A function is a first class object that returns a value based on the arguments passed to it. In the above example, it takes a string as an argument and returns the uppercase representation of the given string.

Defining a nested function:

>>> def foo(mixed_case):
...     def bar():
...         print(mixed_case, " => ", upper_case)
...         upper_case = mixed_case.upper()
...     bar()
...     return upper_case
...
>>>
>>> foo("Subscribe to feeds http://feeds.feedburner.com/thetaranights/NZru")
Subscribe to feeds http://feeds.feedburner.com/thetaranights/NZru  =>  SUBSCRIBE TO FEEDS HTTP://FEEDS.FEEDBURNER.COM/THETARANIGHTS/NZRU
'SUBSCRIBE TO FEEDS HTTP://FEEDS.FEEDBURNER.COM/THETARANIGHTS/NZRU'
>>>

The bar() function’s scope is only within the foo() function and hence when you call the bar() function from outside of the foo() function, you get NameError exception which makes sense.

>>> bar()
Traceback (most recent call last):
  File "", line 1, in 
NameError: name 'bar' is not defined
>>>

Decorators

>>> def foo(arbitrary_function):
...     print("Going to a bar.")
...     arbitrary_function()
...     print("Returning from a bar.")
...
>>>

That’s a decorator which extends the functionality of the arbitrary_function() by performing some actions before and after calling the function.

Using the decorator:

>>># First we define an arbitrary function named bar()
>>> def bar():
...     print("Drinking some beer.")
...
>>>
>>> bar
<function bar at 0x7fed7efdd1b8>
>>>
>>> foo(bar)
Going to a bar.
Drinking some beer.
Returning from a bar.
>>>

First we created an arbitrary function named bar() and we verify that it is infact a function and pass it as an argument to the foo() function which is a decorator.

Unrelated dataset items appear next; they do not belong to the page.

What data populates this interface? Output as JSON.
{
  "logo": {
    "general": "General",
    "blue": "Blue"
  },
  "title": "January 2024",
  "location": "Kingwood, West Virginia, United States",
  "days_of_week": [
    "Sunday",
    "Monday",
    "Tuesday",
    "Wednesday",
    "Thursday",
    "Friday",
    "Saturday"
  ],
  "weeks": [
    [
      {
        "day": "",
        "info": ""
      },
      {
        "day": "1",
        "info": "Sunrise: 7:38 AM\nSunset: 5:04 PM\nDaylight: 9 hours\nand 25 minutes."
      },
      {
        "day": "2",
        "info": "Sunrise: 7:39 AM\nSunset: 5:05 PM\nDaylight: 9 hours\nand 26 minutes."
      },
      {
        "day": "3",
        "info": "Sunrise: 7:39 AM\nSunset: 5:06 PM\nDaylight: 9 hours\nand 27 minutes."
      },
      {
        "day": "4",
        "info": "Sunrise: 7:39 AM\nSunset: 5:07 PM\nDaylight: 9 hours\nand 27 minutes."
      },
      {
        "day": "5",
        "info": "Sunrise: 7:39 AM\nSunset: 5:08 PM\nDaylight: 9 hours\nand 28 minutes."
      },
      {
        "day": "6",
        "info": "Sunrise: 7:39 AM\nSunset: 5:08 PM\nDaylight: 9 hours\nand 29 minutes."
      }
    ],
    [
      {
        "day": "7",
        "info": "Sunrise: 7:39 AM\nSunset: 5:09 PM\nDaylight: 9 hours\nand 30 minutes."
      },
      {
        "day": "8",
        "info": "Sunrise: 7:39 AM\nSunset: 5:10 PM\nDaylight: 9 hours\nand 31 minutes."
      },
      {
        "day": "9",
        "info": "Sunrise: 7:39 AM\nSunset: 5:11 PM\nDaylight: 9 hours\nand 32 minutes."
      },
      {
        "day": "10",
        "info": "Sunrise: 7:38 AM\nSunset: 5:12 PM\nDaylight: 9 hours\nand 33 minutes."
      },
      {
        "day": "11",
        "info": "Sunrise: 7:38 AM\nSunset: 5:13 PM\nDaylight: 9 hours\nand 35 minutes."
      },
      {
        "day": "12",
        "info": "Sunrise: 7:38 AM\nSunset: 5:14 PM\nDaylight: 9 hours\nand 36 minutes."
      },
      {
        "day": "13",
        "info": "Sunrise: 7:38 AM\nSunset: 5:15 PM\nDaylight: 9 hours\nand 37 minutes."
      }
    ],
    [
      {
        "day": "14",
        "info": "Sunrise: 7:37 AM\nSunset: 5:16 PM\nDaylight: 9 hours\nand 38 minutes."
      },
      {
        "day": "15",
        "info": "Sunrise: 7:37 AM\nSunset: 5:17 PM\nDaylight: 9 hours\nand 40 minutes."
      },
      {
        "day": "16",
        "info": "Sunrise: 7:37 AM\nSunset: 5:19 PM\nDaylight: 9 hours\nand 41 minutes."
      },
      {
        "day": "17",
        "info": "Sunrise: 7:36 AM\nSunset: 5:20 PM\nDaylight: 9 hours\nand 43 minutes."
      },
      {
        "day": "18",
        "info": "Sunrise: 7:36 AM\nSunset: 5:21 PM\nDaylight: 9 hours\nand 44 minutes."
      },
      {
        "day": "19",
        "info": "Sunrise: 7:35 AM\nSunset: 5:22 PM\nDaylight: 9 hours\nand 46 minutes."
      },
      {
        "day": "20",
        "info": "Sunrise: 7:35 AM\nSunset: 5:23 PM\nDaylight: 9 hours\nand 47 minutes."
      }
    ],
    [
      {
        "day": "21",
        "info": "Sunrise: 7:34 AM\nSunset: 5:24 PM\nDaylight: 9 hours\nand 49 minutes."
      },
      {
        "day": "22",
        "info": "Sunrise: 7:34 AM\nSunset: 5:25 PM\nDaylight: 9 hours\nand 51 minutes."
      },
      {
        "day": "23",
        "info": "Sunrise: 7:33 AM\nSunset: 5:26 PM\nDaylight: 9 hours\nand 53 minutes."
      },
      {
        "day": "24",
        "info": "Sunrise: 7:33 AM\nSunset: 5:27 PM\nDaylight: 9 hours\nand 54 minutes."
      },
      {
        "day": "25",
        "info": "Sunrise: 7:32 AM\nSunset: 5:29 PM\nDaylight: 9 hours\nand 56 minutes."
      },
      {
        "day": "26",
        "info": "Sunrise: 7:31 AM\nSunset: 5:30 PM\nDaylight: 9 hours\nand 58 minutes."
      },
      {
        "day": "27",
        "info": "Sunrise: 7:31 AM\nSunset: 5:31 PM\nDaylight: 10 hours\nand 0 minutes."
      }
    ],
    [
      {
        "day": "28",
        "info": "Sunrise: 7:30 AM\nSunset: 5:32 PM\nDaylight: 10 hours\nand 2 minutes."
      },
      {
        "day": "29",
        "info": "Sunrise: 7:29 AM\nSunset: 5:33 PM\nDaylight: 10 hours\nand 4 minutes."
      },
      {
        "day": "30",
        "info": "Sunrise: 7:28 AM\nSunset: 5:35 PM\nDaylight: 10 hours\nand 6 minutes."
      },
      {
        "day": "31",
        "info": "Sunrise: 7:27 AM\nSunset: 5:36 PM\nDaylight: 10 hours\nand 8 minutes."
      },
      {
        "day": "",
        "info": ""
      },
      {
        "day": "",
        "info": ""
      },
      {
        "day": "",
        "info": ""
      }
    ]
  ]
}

Another example of a decorator

>>> def foo(arbitrary_function):
...     def wrapper():
...         print("Going to a bar.")
...         arbitrary_function()
...         print("Returning from a bar.")
...     return wrapper
...
>>>
>>> foo(bar)
Going to a bar.
Drinking some beer.
Returning from a bar.
>>>

Generally decorators have nested functions within them which performs some operations and calls the functions that was passed as an argument followed by cleaning up operations.

Syntactic Sugar for decorators

Syntactic sugar in a programming language is a syntax that is designed to make things easy to read and express. As such, @ symbol can be used for simplifying calls to a decorator for a function.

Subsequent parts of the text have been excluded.